Franklin Cafe

Franklin Cafe

Carlo and I have had a visit to Franklin Cafe on our to-do list for quite some time.   What has been holding us back is my uncanny inability to wait for anything.  Franklin Cafe does not take reservations and unless I’m on vacation with no place to go on a nice day, I cannot stand to wait for a table for more than 15 minutes.  So to circumvent my disability, we went early on a Saturday evening, arriving at 5:45pm to find a single unoccupied booth in the back.  Phew.

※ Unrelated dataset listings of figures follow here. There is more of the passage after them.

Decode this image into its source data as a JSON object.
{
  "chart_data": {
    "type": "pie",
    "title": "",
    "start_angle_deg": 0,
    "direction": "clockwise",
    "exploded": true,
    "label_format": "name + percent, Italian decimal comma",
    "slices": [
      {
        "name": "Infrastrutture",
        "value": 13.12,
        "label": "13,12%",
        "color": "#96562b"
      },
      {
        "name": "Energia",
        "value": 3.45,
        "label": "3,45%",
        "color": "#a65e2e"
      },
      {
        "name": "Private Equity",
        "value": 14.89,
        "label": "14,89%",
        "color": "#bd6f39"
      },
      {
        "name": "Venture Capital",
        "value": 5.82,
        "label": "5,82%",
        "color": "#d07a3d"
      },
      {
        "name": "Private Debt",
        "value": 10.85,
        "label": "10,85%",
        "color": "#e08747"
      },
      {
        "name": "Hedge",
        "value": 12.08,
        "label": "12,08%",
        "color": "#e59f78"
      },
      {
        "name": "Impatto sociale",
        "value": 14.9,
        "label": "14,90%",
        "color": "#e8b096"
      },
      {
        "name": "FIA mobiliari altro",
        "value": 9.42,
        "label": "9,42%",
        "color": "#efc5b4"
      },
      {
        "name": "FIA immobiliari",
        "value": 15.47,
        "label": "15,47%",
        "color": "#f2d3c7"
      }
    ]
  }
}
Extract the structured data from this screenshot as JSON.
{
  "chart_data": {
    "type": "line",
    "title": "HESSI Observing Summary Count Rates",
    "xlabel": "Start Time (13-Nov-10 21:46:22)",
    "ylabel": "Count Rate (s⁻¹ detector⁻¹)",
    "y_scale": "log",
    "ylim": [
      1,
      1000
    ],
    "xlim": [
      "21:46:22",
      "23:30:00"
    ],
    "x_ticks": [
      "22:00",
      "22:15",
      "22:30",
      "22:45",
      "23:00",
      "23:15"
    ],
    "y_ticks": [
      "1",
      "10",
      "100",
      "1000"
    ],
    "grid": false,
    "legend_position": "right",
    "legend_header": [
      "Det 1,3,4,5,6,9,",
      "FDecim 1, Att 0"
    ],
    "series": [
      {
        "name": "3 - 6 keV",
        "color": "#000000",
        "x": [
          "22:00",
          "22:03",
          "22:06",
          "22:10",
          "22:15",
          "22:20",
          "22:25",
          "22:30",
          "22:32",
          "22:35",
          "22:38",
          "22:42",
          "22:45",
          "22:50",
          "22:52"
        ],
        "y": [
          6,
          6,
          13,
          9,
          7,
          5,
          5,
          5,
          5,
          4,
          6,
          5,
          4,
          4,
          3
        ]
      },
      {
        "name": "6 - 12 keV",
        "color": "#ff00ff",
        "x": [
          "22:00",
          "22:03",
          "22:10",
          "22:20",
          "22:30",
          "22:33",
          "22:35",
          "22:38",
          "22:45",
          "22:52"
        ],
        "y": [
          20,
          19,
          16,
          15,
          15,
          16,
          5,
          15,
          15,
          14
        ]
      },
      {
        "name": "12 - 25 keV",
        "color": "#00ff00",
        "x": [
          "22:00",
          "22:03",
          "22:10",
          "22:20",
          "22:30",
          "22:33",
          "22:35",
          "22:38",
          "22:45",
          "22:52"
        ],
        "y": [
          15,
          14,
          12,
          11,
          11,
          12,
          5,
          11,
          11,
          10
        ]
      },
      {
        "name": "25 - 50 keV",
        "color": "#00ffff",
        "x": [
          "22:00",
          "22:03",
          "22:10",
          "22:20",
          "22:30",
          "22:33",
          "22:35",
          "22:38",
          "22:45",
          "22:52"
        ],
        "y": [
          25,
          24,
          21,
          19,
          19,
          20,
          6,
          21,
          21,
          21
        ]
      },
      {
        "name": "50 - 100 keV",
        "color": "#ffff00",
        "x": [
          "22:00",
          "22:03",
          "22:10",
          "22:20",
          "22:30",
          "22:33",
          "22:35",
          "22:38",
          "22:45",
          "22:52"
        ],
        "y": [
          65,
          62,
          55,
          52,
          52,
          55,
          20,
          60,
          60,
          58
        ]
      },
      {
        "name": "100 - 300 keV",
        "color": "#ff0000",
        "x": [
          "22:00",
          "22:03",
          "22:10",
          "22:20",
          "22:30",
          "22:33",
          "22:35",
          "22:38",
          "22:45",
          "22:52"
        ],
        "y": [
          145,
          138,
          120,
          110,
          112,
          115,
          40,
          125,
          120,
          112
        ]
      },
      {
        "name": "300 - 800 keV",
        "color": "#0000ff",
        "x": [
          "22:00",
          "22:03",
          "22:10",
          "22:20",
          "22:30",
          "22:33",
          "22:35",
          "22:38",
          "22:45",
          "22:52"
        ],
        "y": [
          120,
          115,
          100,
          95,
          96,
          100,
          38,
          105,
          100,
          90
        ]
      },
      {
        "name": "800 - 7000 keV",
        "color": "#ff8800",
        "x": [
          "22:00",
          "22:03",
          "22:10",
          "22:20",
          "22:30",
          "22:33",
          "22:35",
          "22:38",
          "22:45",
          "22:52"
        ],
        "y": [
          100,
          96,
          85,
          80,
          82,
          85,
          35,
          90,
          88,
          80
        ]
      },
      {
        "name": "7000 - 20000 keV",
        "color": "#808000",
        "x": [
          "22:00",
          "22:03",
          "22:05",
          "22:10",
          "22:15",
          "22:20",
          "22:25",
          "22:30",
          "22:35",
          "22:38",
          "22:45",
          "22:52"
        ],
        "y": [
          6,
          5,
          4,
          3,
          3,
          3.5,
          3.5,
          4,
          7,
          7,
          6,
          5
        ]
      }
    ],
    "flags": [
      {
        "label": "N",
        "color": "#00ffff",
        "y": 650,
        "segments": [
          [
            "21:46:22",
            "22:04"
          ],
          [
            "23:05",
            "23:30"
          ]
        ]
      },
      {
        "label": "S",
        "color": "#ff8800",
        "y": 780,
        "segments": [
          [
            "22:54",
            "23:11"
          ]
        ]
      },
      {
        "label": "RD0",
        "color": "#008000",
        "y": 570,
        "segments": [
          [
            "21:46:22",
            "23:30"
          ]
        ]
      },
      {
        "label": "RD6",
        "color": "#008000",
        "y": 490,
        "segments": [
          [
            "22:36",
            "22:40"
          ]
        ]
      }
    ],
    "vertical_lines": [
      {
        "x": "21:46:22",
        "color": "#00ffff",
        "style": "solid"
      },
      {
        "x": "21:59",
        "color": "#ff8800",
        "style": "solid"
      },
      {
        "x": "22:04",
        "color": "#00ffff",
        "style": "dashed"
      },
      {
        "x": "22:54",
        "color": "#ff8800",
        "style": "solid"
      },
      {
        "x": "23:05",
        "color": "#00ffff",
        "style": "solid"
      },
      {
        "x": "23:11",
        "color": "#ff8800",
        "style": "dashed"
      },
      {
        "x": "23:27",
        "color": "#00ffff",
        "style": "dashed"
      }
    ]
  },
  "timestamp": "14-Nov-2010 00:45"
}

We started the evening with cocktails.  This is not our usual habit, but FC is known for their drinks list so we thought we’d throw caution to the wind and have some liquor.  It was a mistake.  Carlo ordered a blood orange martini with Charbay Blood Orange, Vodka, OJ, Campari, which he found overly bitter.  He liked my Spiced Pear made with Grey Goose Pear, Fresh Apple Juice, Ginger, which was reminiscent of cider and would have been more appropriate as a warm drink by the fire after a day of skiing.

Part of the problem was that we had barely made a dent in our drinks when (tasty) bread and the wine and appetizers showed up.  Spiced pear and short ribs just don’t mix.   I’ve been trying to promote (in my mind) the dissemination of half bottles of wine so we ordered the only red they had, which was a Guigal Gigondas Rhone.   It was very pleasant table wine, but probably should have been $23 for a bottle, not for a half bottle.  The appetizers were pretty good, nothing remarkable.  I got braised short ribs with turnip greens and sweet carrots and Carlo inexplicably ordered mac and cheese gnocchi with roasted tomato, sausage, and goat cheese.  I say inexplicably because it’s pretty clear that Carlo is not going to like baked gnocchi made in an American bistro in the South End.  I tried them too and they were okay but kind of mushy and covered in below average tomato sauce.

The atmosphere at Franklin Cafe is great. It’s casual with nice dim lighting, good background music, an attractive bar, friendly people, but it was increasingly evident throughout the evening that FC wanted to turn over as many tables as possible as quickly as possible.  Undoubtedly this is the goal for most restaurants, but some hide it better than others. I also felt significant pressure from all the beady-eyed staring diners-in-waiting that I had trouble enjoying my meal, which is another reason I do not like reservationless restaurants. Our waitress was amicable and not pushy, but our entrees came out as she was clearing the appetizers.   It was unpleasant to go from mac and cheese and short ribs to steak frites and roasted chicken so quickly.

Again, the food was decent.  The frites were good; the steak was slightly overcooked (granted Carlo thinks any steak that doesn’t moo is too done).  The Roquefort butter was tasty.  The roast chicken I ordered was a strange choice.  I am not sure I have ever ordered chicken in a restaurant, but nothing else on the menu excited me and I thought grapes and chicken sounded like a strange combination.  They were.  Not exactly bad, but there was no relationship between them.  It reminded me of something my parents would make in an effort to get me to eat more fruits and vegetables.  We also ordered brussel sprouts for a side; they were good.

Here is where things took a turn for the worse.  At this point in the evening, I realized just how sick and twisted this world can be.  What happened is this:  I asked for the dessert menu, and the seemingly friendly waitress revealed her true colors.  She said, without a flicker of remorse, ‘we don’t have dessert.’  What the hell kind of “restaurant” does not serve dessert?  When I walked into the Franklin Cafe, an American bistro, I had dreams of bread pudding and fruit crisps with homemade ice cream.  Maybe even something with Meyer lemon in it?  But instead, they left us high and dry, a bit empty and sad and wondering where to go.

Luckily, we were very close to the South End Buttery, a cafe and now restaurant, known for their cupcakes and for the fact that their name has the word ‘buttery’ in it.  The new cozy-looking restaurant would not let us in for desserts-only so we sat in the empty closing cafe and shared the only cupcake available, the Red Velvet with Cream Cheese frosting.  It was spectacular.  Of course we were still reeling from the catastrophe back at FC, so maybe we were under the influence of oppression, but it was a really good cupcake.  The cream cheese frosting contrasted beautifully with the bite of vinegar in the cake.  So not all was lost in the evening.

Though the Franklin Cafe had a nice atmosphere and decent food, I think that we will be more likely to return to the Buttery for cupcakes and maybe dinner than we will be to the long waits and rushed dessertless service of the FC.